A property investment company has released a report that says the Sydney market has reached the top of its cycle and investors should look for opportunities in other capital cities
NEW RESEARCH conducted by investment specialists Momentum Wealth has concluded that Sydney’s property growth has passed its peak and investors would be better off investing elsewhere. Looking to other state capitals that are earlier in their growth cycle would be the best strategy, the research suggests, as the Harbour City is cooling and short-term growth prospects are waning.
Sydney’s median house price has increased by an alarming 46.7% since the start of the current upcycle in January 2012, and the average price is currently sitting at about $880,000.
The research report, Property Market Spotlight: Sydney, examines the city’s key demand and supply indicators and concludes that conditions are easing as a well-publicised apartment oversupply looms. “It can be acutely detrimental to buy at the peak of a market upcycle as the ensuing downturn can have a severe setback on investors’ finances and investment goals,” Momentum Wealth managing director Damian Collins said.

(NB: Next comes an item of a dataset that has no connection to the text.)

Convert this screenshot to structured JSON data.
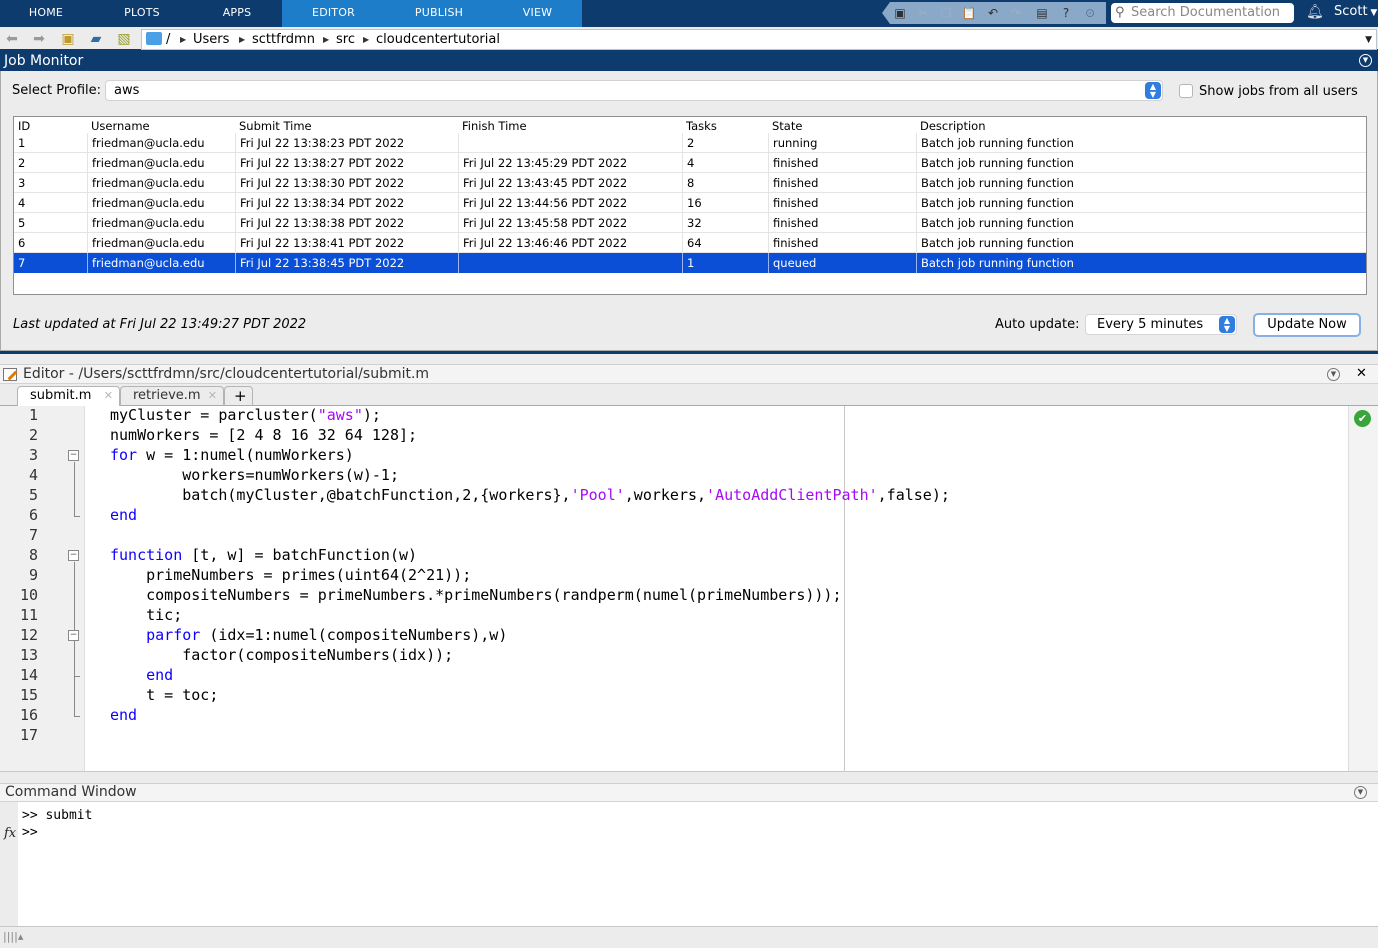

“While it’s impossible to predict how much longer Sydney’s upcycle will continue, our research report highlights an easing in several key market indicators suggesting the strongest capital growth in the current upcycle has passed.”
The research report reveals that properties are now taking longer to sell, the number of properties selling has dropped, and dwelling approvals have plateaued at record levels, which indicates that the Sydney market is running out of steam.
The NSW capital’s lack of affordability is also a factor that is pricing some buyers out of the market, the report says, while the threat of an oversupply of apartments looms in some inner-city locations. Both factors are likely to weigh on short-to-medium term capital growth prospects.
“While the long-term outlook for the Sydney property market remains positive, the short-to-medium term view isn’t as rosy,” said Collins, adding that investing in a city in the earlier stages of its growth cycle would be a smarter move.
“The research report explains that investors considering the Sydney market are likely to be better off looking at other Australian capital cities that are earlier in their growth cycle, are more affordable and offer higher yields.
“While Sydney’s time will come again, for the time being better investments can be made elsewhere,” he said.